La Déclaration universelle des Droits de l’Homme, approuvée et proclamée par les Nations Unies le 10 décembre 1948, fait désormais partie du patrimoine culturel de l’humanité. Ce texte, qui reste toujours d’actualité, peut contribuer grandement à placer la personne humaine, dans son intégrité inviolable, au fondement de la quête de vérité, redonnant ainsi leur dignité à ceux qui ne se sentent pas respectés dans leur être le plus profond et dans les dictats de leur conscience.
Cela nous amène à une troisième réflexion. Le degré de civilisation atteint dans notre monde et les objectifs que vous êtes chargés d’atteindre sont aujourd’hui confrontés à un défi majeur sous la forme de l’intelligence artificielle. Il s’agit d’une évolution qui sera certainement d’une grande aide pour la société, à condition que son utilisation ne porte pas atteinte à l’identité et à la dignité de la personne humaine et à ses libertés fondamentales. En particulier, il ne faut pas oublier que l’intelligence artificielle fonctionne comme un outil au service du bien des êtres humains, et non pour les diminuer ou les remplacer. Ce qui émerge est en fait un défi important, qui exige une grande attention et une grande prévoyance afin de projeter, également dans le contexte de nouveaux scénarios, des modes de vie sains, équitables et solides, en particulier pour le bien des jeunes générations.
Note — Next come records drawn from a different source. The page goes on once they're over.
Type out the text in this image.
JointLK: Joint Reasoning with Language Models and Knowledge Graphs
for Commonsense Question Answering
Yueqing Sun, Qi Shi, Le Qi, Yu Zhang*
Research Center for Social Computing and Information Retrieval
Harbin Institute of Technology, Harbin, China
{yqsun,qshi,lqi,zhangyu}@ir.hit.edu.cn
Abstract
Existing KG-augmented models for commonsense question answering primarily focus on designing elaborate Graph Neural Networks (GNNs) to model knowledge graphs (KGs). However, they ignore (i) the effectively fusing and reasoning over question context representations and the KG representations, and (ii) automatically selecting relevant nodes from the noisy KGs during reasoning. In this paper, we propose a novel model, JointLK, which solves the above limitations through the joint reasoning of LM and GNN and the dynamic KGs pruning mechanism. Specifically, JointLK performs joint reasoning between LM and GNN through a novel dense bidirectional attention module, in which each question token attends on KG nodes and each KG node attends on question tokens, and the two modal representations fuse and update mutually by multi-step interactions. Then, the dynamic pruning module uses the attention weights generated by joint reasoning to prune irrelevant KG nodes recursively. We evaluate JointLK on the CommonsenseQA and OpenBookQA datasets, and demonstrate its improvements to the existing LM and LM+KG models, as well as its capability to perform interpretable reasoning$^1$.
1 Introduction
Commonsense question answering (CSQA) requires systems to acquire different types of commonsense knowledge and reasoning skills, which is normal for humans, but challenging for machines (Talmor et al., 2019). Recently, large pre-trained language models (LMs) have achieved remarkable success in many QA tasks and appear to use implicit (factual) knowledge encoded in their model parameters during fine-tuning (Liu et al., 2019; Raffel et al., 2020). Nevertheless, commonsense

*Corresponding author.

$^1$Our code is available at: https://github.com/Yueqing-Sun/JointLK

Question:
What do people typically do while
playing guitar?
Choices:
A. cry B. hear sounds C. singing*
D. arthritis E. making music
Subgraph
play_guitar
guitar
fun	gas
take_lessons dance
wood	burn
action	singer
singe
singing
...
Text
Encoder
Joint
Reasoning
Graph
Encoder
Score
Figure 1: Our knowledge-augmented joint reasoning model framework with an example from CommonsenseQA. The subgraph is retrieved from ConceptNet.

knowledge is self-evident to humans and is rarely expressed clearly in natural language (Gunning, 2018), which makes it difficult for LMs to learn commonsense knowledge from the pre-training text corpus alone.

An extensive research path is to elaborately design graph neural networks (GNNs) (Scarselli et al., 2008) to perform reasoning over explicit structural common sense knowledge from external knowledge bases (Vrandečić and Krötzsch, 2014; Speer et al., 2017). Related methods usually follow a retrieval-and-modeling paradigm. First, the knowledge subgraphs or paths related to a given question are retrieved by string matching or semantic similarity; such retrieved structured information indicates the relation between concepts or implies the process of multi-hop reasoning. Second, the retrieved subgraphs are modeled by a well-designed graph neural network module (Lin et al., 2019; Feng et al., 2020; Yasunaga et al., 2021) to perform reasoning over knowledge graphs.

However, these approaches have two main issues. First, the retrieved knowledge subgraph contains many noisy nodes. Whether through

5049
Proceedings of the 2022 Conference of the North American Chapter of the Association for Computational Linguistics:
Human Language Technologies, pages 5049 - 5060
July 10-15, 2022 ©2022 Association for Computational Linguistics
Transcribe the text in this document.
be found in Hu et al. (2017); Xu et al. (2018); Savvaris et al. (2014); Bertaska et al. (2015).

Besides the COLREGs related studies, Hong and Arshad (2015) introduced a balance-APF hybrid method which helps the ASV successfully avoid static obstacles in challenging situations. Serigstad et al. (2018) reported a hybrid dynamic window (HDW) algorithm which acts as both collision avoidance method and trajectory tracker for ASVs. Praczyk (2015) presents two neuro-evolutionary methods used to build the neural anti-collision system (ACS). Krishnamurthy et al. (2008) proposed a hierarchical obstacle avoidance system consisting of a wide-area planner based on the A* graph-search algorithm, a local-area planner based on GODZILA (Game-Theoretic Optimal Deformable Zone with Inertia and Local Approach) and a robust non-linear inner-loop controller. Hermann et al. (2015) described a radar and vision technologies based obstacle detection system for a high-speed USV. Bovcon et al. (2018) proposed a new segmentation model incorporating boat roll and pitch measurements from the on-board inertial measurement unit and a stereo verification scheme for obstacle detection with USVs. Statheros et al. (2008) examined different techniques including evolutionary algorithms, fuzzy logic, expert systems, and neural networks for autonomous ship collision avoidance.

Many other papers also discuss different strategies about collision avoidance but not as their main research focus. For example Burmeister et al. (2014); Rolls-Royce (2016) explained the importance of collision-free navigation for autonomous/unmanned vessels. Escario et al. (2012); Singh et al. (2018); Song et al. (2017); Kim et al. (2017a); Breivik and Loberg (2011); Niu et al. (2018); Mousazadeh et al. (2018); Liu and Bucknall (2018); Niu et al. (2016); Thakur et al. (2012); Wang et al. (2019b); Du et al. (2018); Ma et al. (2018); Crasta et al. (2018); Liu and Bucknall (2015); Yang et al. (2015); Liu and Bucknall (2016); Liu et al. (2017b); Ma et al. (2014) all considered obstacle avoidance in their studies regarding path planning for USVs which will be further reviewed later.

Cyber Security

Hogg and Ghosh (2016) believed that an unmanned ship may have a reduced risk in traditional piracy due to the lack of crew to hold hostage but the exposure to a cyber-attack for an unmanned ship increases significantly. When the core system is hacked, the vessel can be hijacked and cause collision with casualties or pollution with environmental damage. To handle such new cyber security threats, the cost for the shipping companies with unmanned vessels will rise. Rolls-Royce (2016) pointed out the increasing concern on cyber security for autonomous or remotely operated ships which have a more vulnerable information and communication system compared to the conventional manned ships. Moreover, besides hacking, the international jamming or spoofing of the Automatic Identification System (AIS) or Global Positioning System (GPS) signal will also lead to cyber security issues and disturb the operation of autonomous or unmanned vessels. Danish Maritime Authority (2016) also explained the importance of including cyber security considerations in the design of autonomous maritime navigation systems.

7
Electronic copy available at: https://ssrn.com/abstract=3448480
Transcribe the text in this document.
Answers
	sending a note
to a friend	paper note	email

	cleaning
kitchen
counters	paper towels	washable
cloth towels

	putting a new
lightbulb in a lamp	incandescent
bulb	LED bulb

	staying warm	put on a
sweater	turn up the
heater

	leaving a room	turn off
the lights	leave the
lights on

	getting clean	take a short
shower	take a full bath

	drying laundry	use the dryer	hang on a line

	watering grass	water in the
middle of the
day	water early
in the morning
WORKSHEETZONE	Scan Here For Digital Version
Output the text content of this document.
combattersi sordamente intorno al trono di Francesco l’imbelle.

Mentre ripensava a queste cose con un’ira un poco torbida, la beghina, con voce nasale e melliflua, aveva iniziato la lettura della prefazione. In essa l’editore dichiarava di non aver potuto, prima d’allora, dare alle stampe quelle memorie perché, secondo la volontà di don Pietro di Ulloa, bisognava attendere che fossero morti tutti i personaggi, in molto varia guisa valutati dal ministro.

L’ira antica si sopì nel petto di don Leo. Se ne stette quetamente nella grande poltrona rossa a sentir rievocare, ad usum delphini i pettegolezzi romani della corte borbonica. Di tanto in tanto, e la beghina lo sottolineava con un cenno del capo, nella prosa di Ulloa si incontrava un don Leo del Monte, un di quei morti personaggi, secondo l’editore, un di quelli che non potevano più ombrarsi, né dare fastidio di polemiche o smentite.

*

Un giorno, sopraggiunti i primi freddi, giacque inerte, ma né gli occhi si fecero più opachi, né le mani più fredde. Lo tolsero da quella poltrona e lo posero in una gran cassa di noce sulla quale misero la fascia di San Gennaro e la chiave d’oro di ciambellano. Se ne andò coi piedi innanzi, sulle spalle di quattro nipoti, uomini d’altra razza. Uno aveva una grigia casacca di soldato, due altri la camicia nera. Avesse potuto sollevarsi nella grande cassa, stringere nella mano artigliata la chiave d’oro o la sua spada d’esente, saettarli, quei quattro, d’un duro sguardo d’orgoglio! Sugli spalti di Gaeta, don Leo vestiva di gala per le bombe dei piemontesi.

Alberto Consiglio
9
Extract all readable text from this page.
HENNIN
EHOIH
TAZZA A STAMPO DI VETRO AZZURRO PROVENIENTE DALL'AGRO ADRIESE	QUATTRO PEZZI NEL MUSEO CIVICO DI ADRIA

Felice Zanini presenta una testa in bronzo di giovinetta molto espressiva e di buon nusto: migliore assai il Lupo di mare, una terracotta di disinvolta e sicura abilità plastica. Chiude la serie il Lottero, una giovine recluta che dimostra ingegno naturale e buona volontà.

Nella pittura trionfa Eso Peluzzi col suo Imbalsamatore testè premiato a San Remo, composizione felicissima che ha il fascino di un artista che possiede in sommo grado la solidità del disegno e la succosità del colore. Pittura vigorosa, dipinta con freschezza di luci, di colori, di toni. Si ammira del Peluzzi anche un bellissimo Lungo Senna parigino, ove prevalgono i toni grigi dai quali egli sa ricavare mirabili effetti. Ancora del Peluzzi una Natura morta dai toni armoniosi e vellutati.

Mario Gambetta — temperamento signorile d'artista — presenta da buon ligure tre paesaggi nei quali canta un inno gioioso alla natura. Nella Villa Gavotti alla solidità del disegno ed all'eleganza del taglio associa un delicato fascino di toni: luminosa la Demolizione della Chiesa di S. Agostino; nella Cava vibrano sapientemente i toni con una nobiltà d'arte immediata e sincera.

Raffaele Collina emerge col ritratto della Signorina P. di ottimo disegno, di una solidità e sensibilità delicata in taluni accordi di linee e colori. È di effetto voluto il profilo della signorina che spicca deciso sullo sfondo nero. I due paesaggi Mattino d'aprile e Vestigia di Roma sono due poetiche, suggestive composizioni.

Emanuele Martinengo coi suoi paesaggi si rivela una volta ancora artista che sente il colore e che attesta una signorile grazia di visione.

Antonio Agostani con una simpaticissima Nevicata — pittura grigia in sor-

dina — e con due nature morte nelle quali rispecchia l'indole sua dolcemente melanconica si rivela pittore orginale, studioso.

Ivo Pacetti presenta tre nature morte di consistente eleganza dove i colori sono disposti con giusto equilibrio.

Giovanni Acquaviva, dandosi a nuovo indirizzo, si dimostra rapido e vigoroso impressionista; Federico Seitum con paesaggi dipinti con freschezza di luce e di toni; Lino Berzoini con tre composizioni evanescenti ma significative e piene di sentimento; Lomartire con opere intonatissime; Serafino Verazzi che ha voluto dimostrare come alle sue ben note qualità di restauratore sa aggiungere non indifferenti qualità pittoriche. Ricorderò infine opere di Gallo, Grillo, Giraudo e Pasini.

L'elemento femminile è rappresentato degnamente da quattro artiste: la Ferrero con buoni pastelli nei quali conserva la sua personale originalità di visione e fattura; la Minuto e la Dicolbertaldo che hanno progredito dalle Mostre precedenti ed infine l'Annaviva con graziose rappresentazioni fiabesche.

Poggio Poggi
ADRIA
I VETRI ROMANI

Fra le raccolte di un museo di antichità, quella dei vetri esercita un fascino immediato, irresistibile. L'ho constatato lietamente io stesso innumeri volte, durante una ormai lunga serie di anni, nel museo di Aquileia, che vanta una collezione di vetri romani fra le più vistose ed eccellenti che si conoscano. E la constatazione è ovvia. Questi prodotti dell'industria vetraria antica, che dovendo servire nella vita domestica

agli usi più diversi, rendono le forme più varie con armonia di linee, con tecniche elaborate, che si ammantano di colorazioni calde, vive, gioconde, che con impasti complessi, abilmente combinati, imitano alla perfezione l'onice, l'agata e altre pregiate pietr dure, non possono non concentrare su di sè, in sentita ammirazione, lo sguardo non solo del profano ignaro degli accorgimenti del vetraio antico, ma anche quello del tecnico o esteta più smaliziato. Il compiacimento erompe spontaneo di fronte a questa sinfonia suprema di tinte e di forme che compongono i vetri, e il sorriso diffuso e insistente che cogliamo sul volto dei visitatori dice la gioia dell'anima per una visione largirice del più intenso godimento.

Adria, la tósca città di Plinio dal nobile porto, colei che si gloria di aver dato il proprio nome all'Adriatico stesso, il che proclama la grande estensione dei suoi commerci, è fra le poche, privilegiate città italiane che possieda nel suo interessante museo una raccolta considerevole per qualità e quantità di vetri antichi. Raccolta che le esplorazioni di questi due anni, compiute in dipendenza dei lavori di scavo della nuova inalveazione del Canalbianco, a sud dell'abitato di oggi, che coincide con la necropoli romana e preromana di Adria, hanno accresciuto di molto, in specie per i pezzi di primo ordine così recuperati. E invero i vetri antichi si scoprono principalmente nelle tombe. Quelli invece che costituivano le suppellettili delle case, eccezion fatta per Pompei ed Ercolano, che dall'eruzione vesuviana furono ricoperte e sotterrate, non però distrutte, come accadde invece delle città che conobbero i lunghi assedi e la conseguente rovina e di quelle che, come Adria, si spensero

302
Notre vie personnelle a plus de valeur que n’importe quel algorithme, et les relations sociales ont besoin d’espaces de développement qui transcendent largement les schémas limités que toute machine sans âme peut préprogrammer. N’oublions pas que, bien qu’elle soit capable de stocker des millions de données et de répondre à de nombreuses questions en quelques secondes, l’intelligence artificielle reste dotée d’une « mémoire statique » qui n’est en rien comparable à celle des êtres humains. Notre mémoire, en revanche, est créative, dynamique, générative, capable d’unir le passé, le présent et l’avenir dans une recherche vivante et fructueuse de sens, avec toutes les implications éthiques et existentielles que cela comporte (cf. François, Discours à la session du G7 sur l’intelligence artificielle, 14 juin 2024).
La politique ne peut ignorer un défi d’une telle ampleur. Au contraire, elle est appelée à répondre à de nombreux citoyens qui, à juste titre, considèrent à la fois avec confiance et inquiétude les questions soulevées par cette nouvelle culture numérique.
Au cours du Jubilé de l’an 2000, saint Jean-Paul II a désigné saint Thomas More comme un témoin à vénérer pour les dirigeants politiques et un intercesseur sous la protection duquel placer leur travail. Sir Thomas More était un homme fidèle à ses responsabilités civiques, un parfait serviteur de l’État précisément en raison de sa foi, qui l’a conduit à considérer la politique non pas comme une profession, mais comme une mission pour la diffusion de la vérité et du bien. Il « a mis son activité publique au service de la personne, en particulier des faibles et des pauvres ; il a géré les conflits sociaux avec un sens aigu de la justice ; il a protégé la famille et l’a défendue avec un engagement acharné ; et il a promu l’éducation intégrale des jeunes » (Lettre apostolique E Sancti Thomae Mori, 31 octobre 2000, 4). Le courage dont il a fait preuve en étant prêt à sacrifier sa vie plutôt que de trahir la vérité fait de lui, pour nous aussi aujourd’hui, un martyr de la liberté et de la primauté de la conscience. Que son exemple soit une source d’inspiration et de conduite pour chacun d’entre vous !
Mesdames et Messieurs, je vous remercie de votre visite. Je vous adresse mes meilleurs vœux pour votre travail et j’invoque sur vous et vos proches les abondantes bénédictions de Dieu.
Merci à vous tous. Que Dieu vous bénisse, vous et votre travail. Merci.